Large pepperoni: 2,370 (x2)
Large Cheese & ham: 2290
French fries - 450 (x2)
Wings - 200cal per 4 wings (x4)
8730 calories. Split 5 ways between hungry people, one of them pregnant, and assuming they didn’t save any of it for their supper.
1746 calories. You think this is excessive?
As per all the other requests, would you please outline what you think she should have done with the money?
John Cheese at cracked.com has written several essays about being poor: http://www.cracked.com/blog/the-5-stupidest-habits-you-develop-growing-up-poor/
This is how I felt about it too. Why shouldn’t she give her kids (and herself) something they want?

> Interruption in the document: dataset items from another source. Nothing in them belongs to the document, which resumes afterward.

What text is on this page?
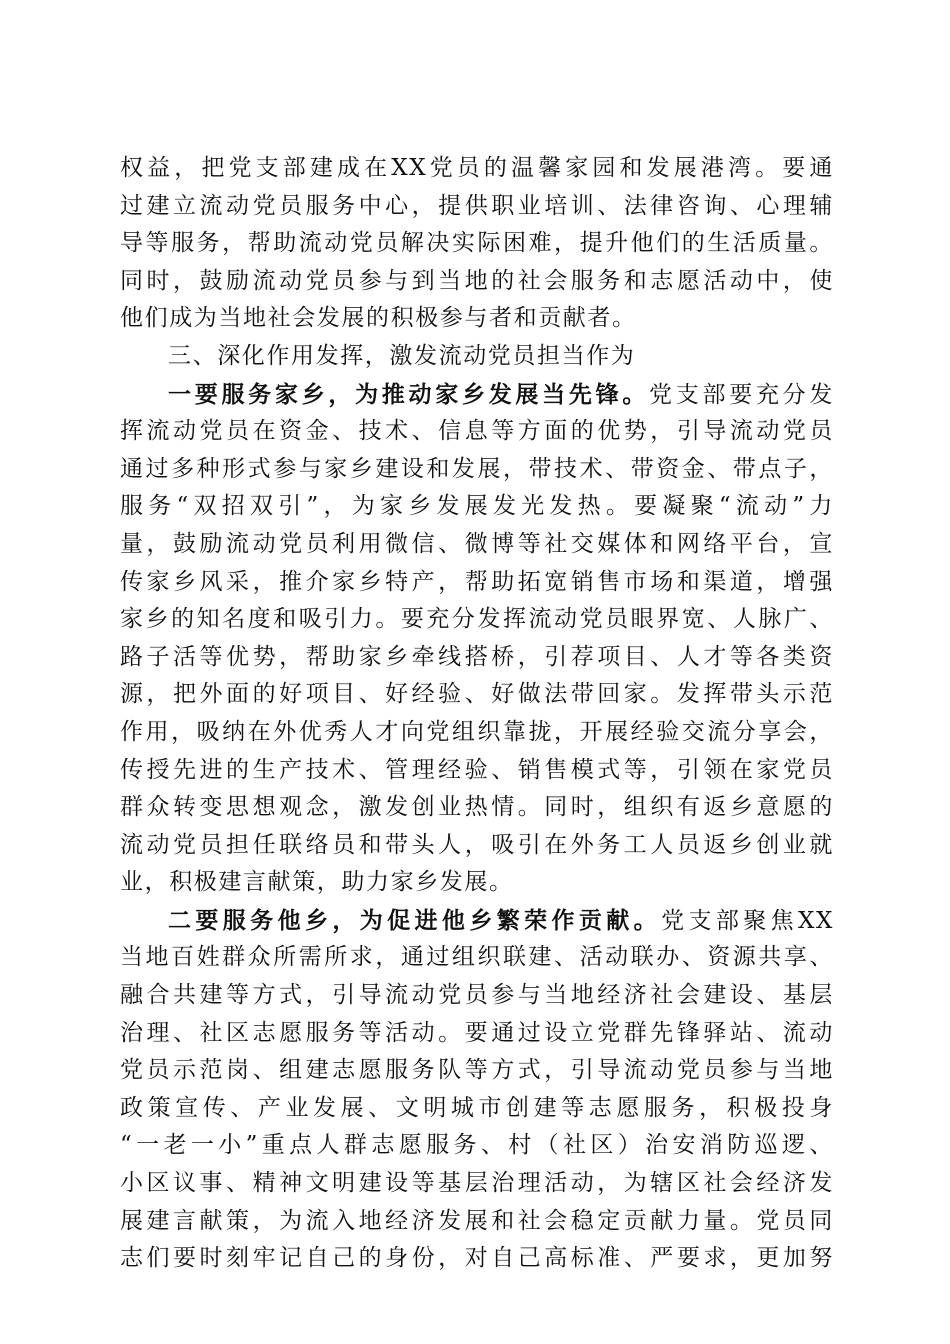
权益，把党支部建成在XX党员的温馨家园和发展港湾。要通
过建立流动党员服务中心，提供职业培训、法律咨询、心理辅
导等服务，帮助流动党员解决实际困难，提升他们的生活质量。
同时，鼓励流动党员参与到当地的社会服务和志愿活动中，使
他们成为当地社会发展的积极参与者和贡献者。
三、深化作用发挥，激发流动党员担当作为
一要服务家乡，为推动家乡发展当先锋。党支部要充分发
挥流动党员在资金、技术、信息等方面的优势，引导流动党员
通过多种形式参与家乡建设和发展，带技术、带资金、带点子，
服务“双招双引”，为家乡发展发光发热。要凝聚“流动”力
量，鼓励流动党员利用微信、微博等社交媒体和网络平台，宣
传家乡风采，推介家乡特产，帮助拓宽销售市场和渠道，增强
家乡的知名度和吸引力。要充分发挥流动党员眼界宽、人脉广、
路子活等优势，帮助家乡牵线搭桥，引荐项目、人才等各类资
源，把外面的好项目、好经验、好做法带回家。发挥带头示范
作用，吸纳在外优秀人才向党组织靠拢，开展经验交流分享会，
传授先进的生产技术、管理经验、销售模式等，引领在家党员
群众转变思想观念，激发创业热情。同时，组织有返乡意愿的
流动党员担任联络员和带头人，吸引在外务工人员返乡创业就
业，积极建言献策，助力家乡发展。
二要服务他乡，为促进他乡繁荣作贡献。党支部聚焦XX
当地百姓群众所需所求，通过组织联建、活动联办、资源共享、
融合共建等方式，引导流动党员参与当地经济社会建设、基层
治理、社区志愿服务等活动。要通过设立党群先锋驿站、流动
党员示范岗、组建志愿服务队等方式，引导流动党员参与当地
政策宣传、产业发展、文明城市创建等志愿服务，积极投身
“一老一小”重点人群志愿服务、村（社区）治安消防巡逻、
小区议事、精神文明建设等基层治理活动，为辖区社会经济发
展建言献策，为流入地经济发展和社会稳定贡献力量。党员同
志们要时刻牢记自己的身份，对自己高标准、严要求，更加努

And if she HAD taken her kids to see a movie, she would also have been criticized for that. :rolleyes:
You make it other people’s business how you spend money when you are using other people’s money to fund your lifestyle.
If I was like, “Hey, Shoeless, I really need you to give me some money so I don’t get evicted this month” and you wrote me a check with the understanding that I needed it to avoid homelessness, you’d have a right to be pissed off if you saw me at the Apple store buying an iPhone Plus with maximum storage capacity the next day. Even if you yourself would be like, “Hey, being poor is really stressful, so who am I to judge if you want to have the biggest screen on your iPhone to decompress by watching streaming video?” well, I don’t think you should be surprised a lot of other people would object (also, you should definitely send me a check, because I could use some extra cash if you don’t care if the people you give money to actually deserve it or not).
Yes, having little luxuries like a nice birthday cake are great, but the point of food stamps is not to make sure you are fully self-actualized and fulfilled in all ways - it is to allow you to survive. If your biggest worry is making sure your kid has a happy birthday and not making sure your kid doesn’t literally fucking starve to death, you’re actually doing pretty damn well.
Buying a birthday cake is a lifestyle?
When i was growing up, those only happened once a year.
The person who gave the lady in question the money might thus make a legitimate critique.
Judgmental busybodies who weren’t involved in that transaction, not so much.
There wasn’t any stipulation on what she did with the fifty dollars. She and her children probably hadn’t eaten much of anything for days.
For the record, skyr, as someone who pays into the food stamps program, if someone on food stamps wants to buy their kid a birthday cake, it’s ok with me.